Estamos longe de ser uma cidade caminhável: as calçadas são desconectadas, cada um usa seu próprio critério para construir o passeio, "vira uma zona". Nos órgãos públicos é que se tem alguma possível adequação, mas ainda não é o correto.
Prefeituras deixam a conservação das calçadas sob responsabilidade dos proprietários de imóveis. Por isso, nesta Campanha estamos avaliando apenas edificações e áreas mantidas pelo poder público. Você acha as calçadas "públicas" melhores do que as "privadas"?
Nem tanto: encontrei calçadas "públicas" completamente abandonadas e algumas totalmente fora do padrão. E isso em edificações dos três níveis de governo, mas especialmente nos equipamentos da Prefeitura de Manaus.
Calçada estreita e daniificada na Universidade Estadual de Manaus. Foto: Navratinova Cardonha
E quanto à sinalização: as faixas de pedestres são bem posicionadas e conservadas? Os motoristas respeitam essas faixas de travessia?
Em relação à sinalização para o pedestre, a cidade é totalmente precária. Aprendi bastante nesta Campanha e pude perceber que estamos muito distante do "aceitável"... É bem triste!
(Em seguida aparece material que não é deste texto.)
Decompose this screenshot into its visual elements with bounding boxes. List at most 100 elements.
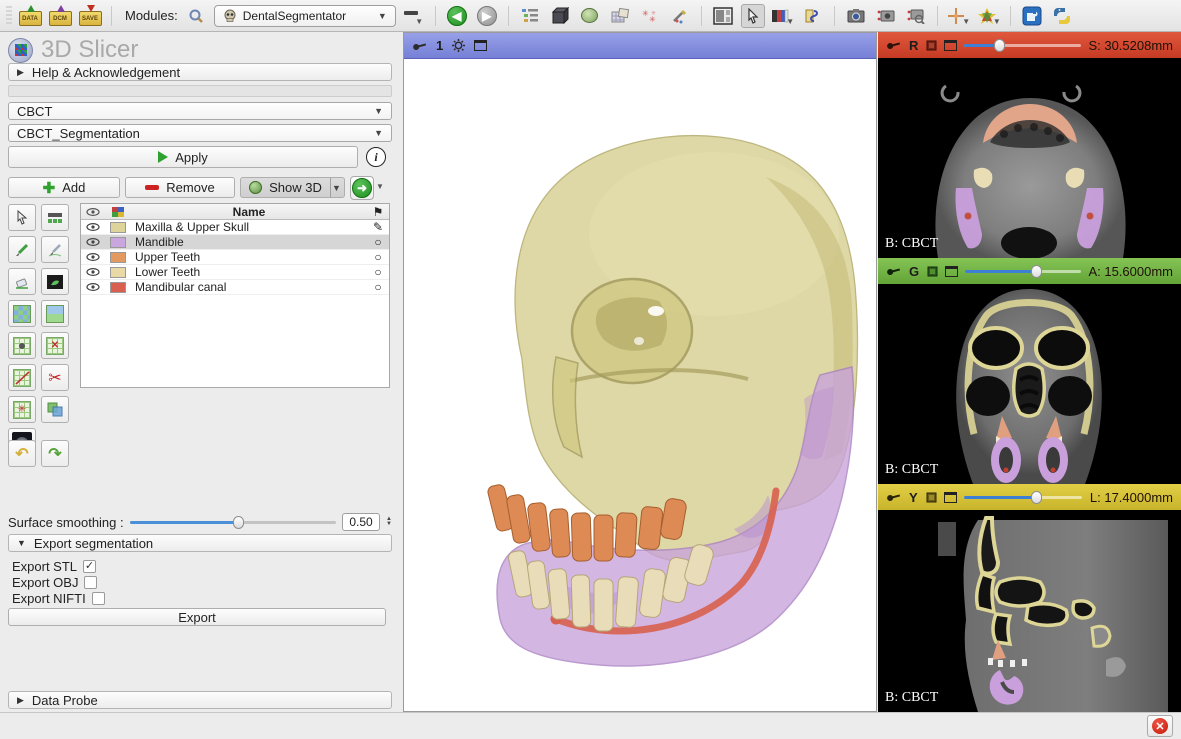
yellow-slice-image[interactable]: B: CBCT: [878, 510, 1181, 712]
surface-smoothing-value[interactable]: 0.50: [342, 513, 380, 531]
spinbox-arrows[interactable]: ▲▼: [386, 517, 392, 527]
slice-visibility-icon[interactable]: [925, 39, 937, 51]
export-button[interactable]: Export: [8, 608, 386, 626]
scene-view-restore-icon[interactable]: [904, 4, 928, 28]
slice-offset-slider[interactable]: [964, 38, 1081, 52]
volume-selector[interactable]: CBCT▼: [8, 102, 392, 120]
tool-grow-from-seeds[interactable]: [8, 300, 36, 327]
load-data-icon[interactable]: DATA: [18, 4, 42, 28]
tool-paint[interactable]: [8, 236, 36, 263]
segment-color-swatch[interactable]: [110, 252, 126, 263]
threeD-render-area[interactable]: [404, 59, 876, 711]
tool-erase[interactable]: [8, 268, 36, 295]
redo-button[interactable]: ↷: [41, 440, 69, 467]
python-console-icon[interactable]: [1050, 4, 1074, 28]
pin-icon[interactable]: [886, 39, 902, 51]
next-module-button[interactable]: ➜: [350, 176, 374, 200]
maximize-view-icon[interactable]: [944, 40, 957, 51]
table-row[interactable]: Lower Teeth ○: [81, 265, 389, 280]
undo-button[interactable]: ↶: [8, 440, 36, 467]
slice-offset-slider[interactable]: [965, 264, 1081, 278]
slice-visibility-icon[interactable]: [926, 265, 938, 277]
error-log-button[interactable]: ✕: [1147, 715, 1173, 737]
green-slice-image[interactable]: B: CBCT: [878, 284, 1181, 484]
window-level-icon[interactable]: ▼: [771, 4, 795, 28]
table-row[interactable]: Upper Teeth ○: [81, 250, 389, 265]
tool-draw[interactable]: [41, 236, 69, 263]
mouse-pointer-icon[interactable]: [741, 4, 765, 28]
maximize-view-icon[interactable]: [944, 492, 957, 503]
save-scene-icon[interactable]: SAVE: [78, 4, 102, 28]
segment-color-swatch[interactable]: [110, 267, 126, 278]
layout-selector-icon[interactable]: [711, 4, 735, 28]
scene-view-icon[interactable]: [874, 4, 898, 28]
volumes-cube-icon[interactable]: [548, 4, 572, 28]
back-icon[interactable]: ◀: [445, 4, 469, 28]
table-row[interactable]: Mandible ○: [81, 235, 389, 250]
segment-status-icon[interactable]: ○: [374, 250, 381, 264]
export-nifti-checkbox[interactable]: [92, 592, 105, 605]
subject-hierarchy-icon[interactable]: [518, 4, 542, 28]
segment-color-swatch[interactable]: [110, 282, 126, 293]
show-3d-dropdown[interactable]: ▼: [330, 178, 342, 197]
transforms-icon[interactable]: [608, 4, 632, 28]
pin-icon[interactable]: [412, 40, 428, 52]
segment-status-icon[interactable]: ○: [374, 265, 381, 279]
green-slice-view[interactable]: G A: 15.6000mm: [878, 258, 1181, 484]
segment-color-swatch[interactable]: [110, 237, 126, 248]
segment-color-swatch[interactable]: [110, 222, 126, 233]
info-button[interactable]: i: [366, 147, 386, 167]
extensions-manager-icon[interactable]: [1020, 4, 1044, 28]
segment-status-icon[interactable]: ○: [374, 235, 381, 249]
visibility-eye-icon[interactable]: [81, 253, 105, 261]
visibility-eye-icon[interactable]: [81, 238, 105, 246]
maximize-view-icon[interactable]: [945, 266, 958, 277]
tool-islands[interactable]: ✳: [8, 396, 36, 423]
load-dicom-icon[interactable]: DCM: [48, 4, 72, 28]
table-row[interactable]: Maxilla & Upper Skull ✎: [81, 220, 389, 235]
slice-offset-slider[interactable]: [964, 490, 1082, 504]
remove-segment-button[interactable]: Remove: [125, 177, 235, 198]
red-slice-image[interactable]: B: CBCT: [878, 58, 1181, 258]
slice-intersections-icon[interactable]: ▼: [977, 4, 1001, 28]
gear-icon[interactable]: [451, 38, 466, 53]
pin-icon[interactable]: [886, 491, 902, 503]
table-row[interactable]: Mandibular canal ○: [81, 280, 389, 295]
segment-status-icon[interactable]: ✎: [373, 220, 383, 234]
segment-editor-wand-icon[interactable]: [668, 4, 692, 28]
markups-icon[interactable]: ✳✳✳: [638, 4, 662, 28]
segment-status-icon[interactable]: ○: [374, 280, 381, 294]
forward-icon[interactable]: ▶: [475, 4, 499, 28]
visibility-eye-icon[interactable]: [81, 283, 105, 291]
slice-visibility-icon[interactable]: [925, 491, 937, 503]
visibility-eye-icon[interactable]: [81, 268, 105, 276]
export-stl-checkbox[interactable]: [83, 560, 96, 573]
tool-none[interactable]: [8, 204, 36, 231]
show-3d-button[interactable]: Show 3D ▼: [240, 177, 345, 198]
screenshot-icon[interactable]: [844, 4, 868, 28]
tool-scissors[interactable]: ✂: [41, 364, 69, 391]
apply-button[interactable]: Apply: [8, 146, 358, 168]
data-probe-section[interactable]: ▶ Data Probe: [8, 691, 392, 709]
add-segment-button[interactable]: ✚Add: [8, 177, 120, 198]
tool-margin[interactable]: [8, 332, 36, 359]
pin-icon[interactable]: [886, 265, 902, 277]
surface-smoothing-slider[interactable]: [130, 515, 336, 529]
tool-logical-operators[interactable]: [41, 396, 69, 423]
red-slice-view[interactable]: R S: 30.5208mm B: CBCT: [878, 32, 1181, 258]
tool-fill-between-slices[interactable]: [41, 300, 69, 327]
crosshair-icon[interactable]: ▼: [947, 4, 971, 28]
tool-hollow[interactable]: ✕: [41, 332, 69, 359]
threeD-view[interactable]: 1: [403, 32, 877, 712]
tool-smoothing[interactable]: [8, 364, 36, 391]
yellow-slice-view[interactable]: Y L: 17.4000mm: [878, 484, 1181, 712]
module-search-icon[interactable]: [184, 4, 208, 28]
export-segmentation-section[interactable]: ▼ Export segmentation: [8, 534, 392, 552]
segmentation-selector[interactable]: CBCT_Segmentation▼: [8, 124, 392, 142]
visibility-eye-icon[interactable]: [81, 223, 105, 231]
module-selector[interactable]: DentalSegmentator ▼: [214, 5, 396, 27]
export-obj-checkbox[interactable]: [84, 576, 97, 589]
crop-volume-icon[interactable]: [801, 4, 825, 28]
help-acknowledgement-section[interactable]: ▶ Help & Acknowledgement: [8, 63, 392, 81]
maximize-view-icon[interactable]: [474, 40, 487, 51]
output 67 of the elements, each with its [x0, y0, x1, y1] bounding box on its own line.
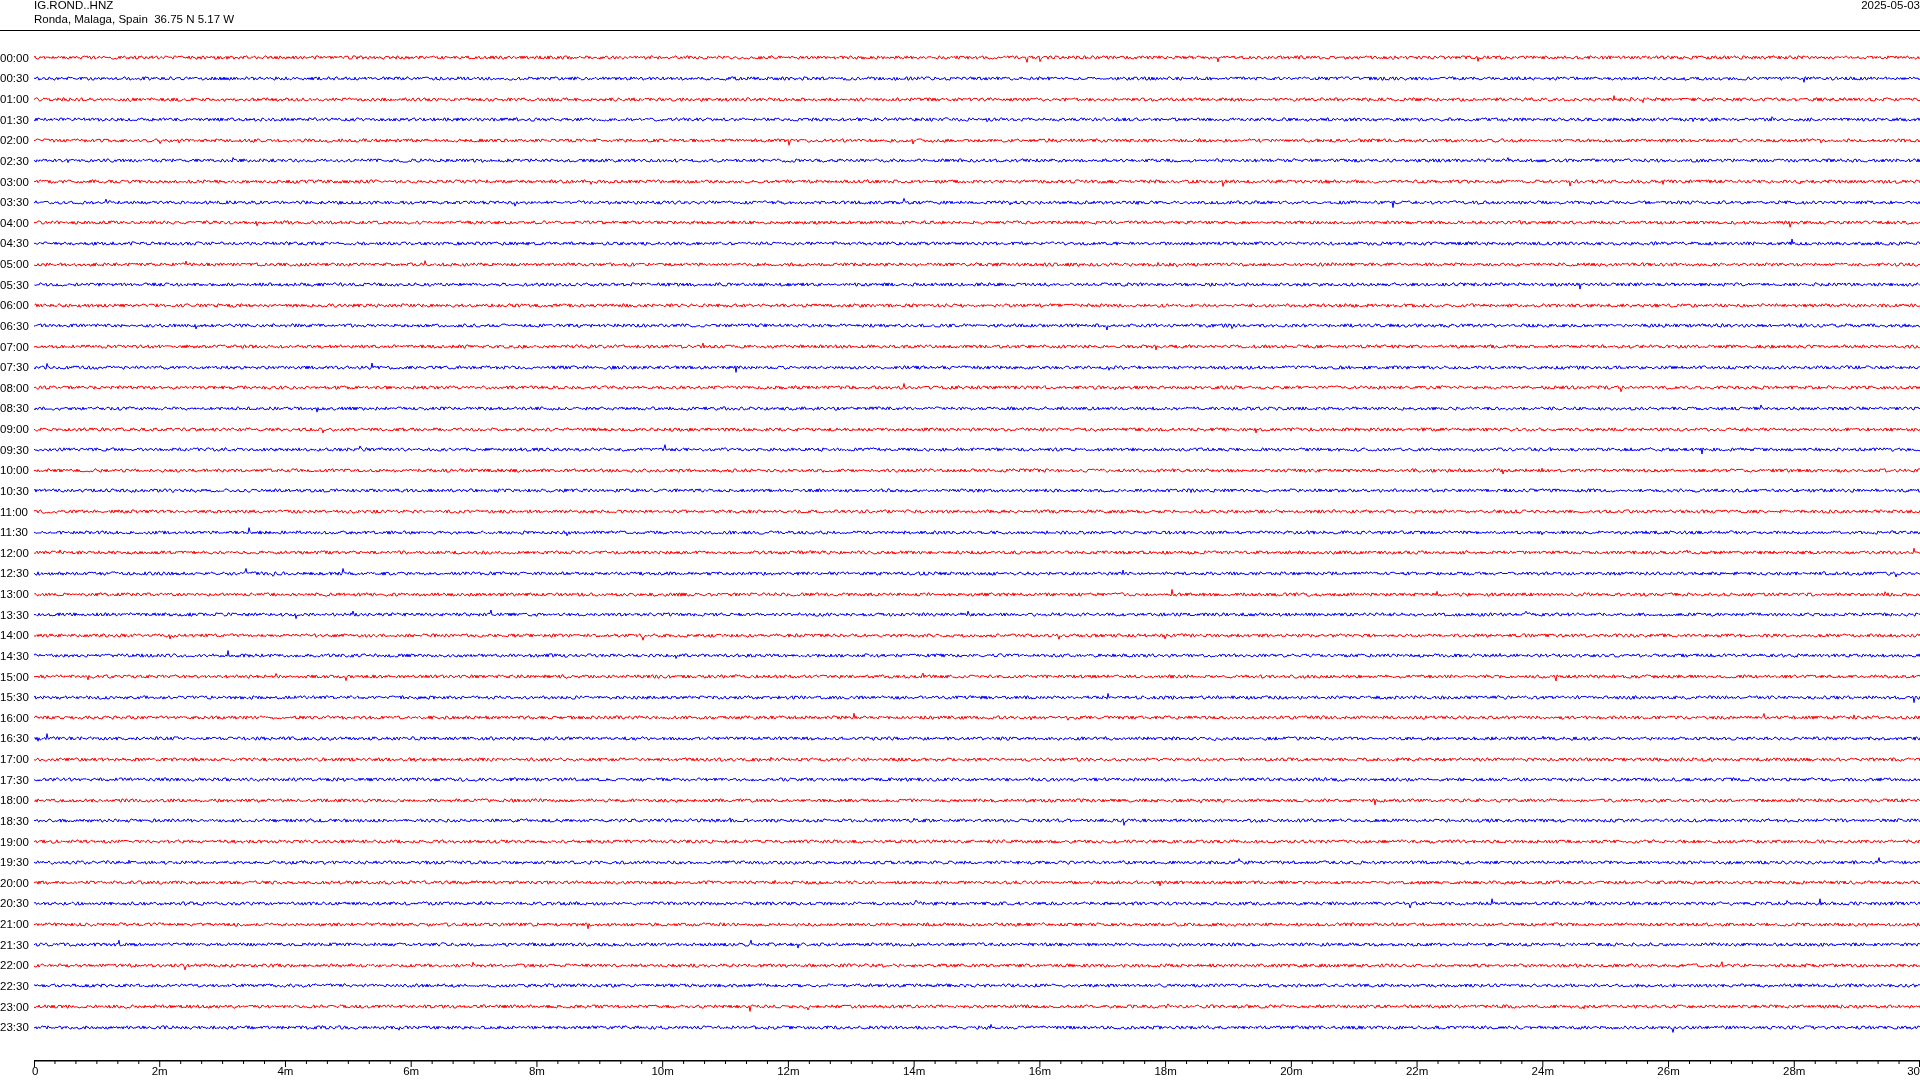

Um aspecto positivo é que os motoristas hoje respeitam as faixas de pedestres, isso porque tivemos uma campanha, veiculada na televisão, sobre como proceder. Em Manaus, o pedestre deve levantar o braço e sinalizar quando vai passar, para que o motorista pare. E geralmente o carro para. O problema é que as faixas de pedestres - quando existem - normalmente são mal posicionadas e pessimamente sinalizadas.
Em Manaus, acontece como em tantas outras cidades: os pedestres terem que esperar muito tempo pelo sinal verde, e depois correr já que o tempo de travessia é curto demais?
Sim, é o mesmo em Manaus... A espera é maior que o necessário e em algumas travessias temos que fazer praticamente uma maratona, o que é muito penoso para pessoas com deficiência ou idosas. Minha mãe já caiu numa dessas corridinhas para atravessar a rua.
Como é a cidade de Manaus em relação à segurança para caminhar?
Está cada vez pior. As pessoas se sentem inseguras para andar na rua. Assaltos são frequentes dentro da Vila Olímpica, um dos locais que avaliei, onde se faz caminhadas... Já no Parque dos Bilhares, outro espaço de lazer da população, agora há uma ciclopatrulha para conter esse tipo de coisa, mas mesmo assim o clima de medo toma conta das pessoas. Cito esses dois lugares porque aqui em Manaus as pessoas costumam caminhar mais nos parques e praças. Nas ruas, é muito difícil...
Parque Ponte dos Bilhares, agora com presença de guarda para maior segurança. Foto: Navratinova Cardonha
Quanto ao conforto para quem anda, como está a cidade? Há lugares que sejam agradáveis, convidativos para o caminhar?
Entre os lugares que mapeei, somente o Largo de São Sebastião, no centro, e a orla da Ponta Negra têm calçadas boas, arborização e mobiliário para descanso. Nos outros locais, em especial nas grandes vias, o pedestre fica sob o sol, sem nenhum ponto de apoio ou parada, e sujeito ao ruído e à poluição gerada pelos veículos.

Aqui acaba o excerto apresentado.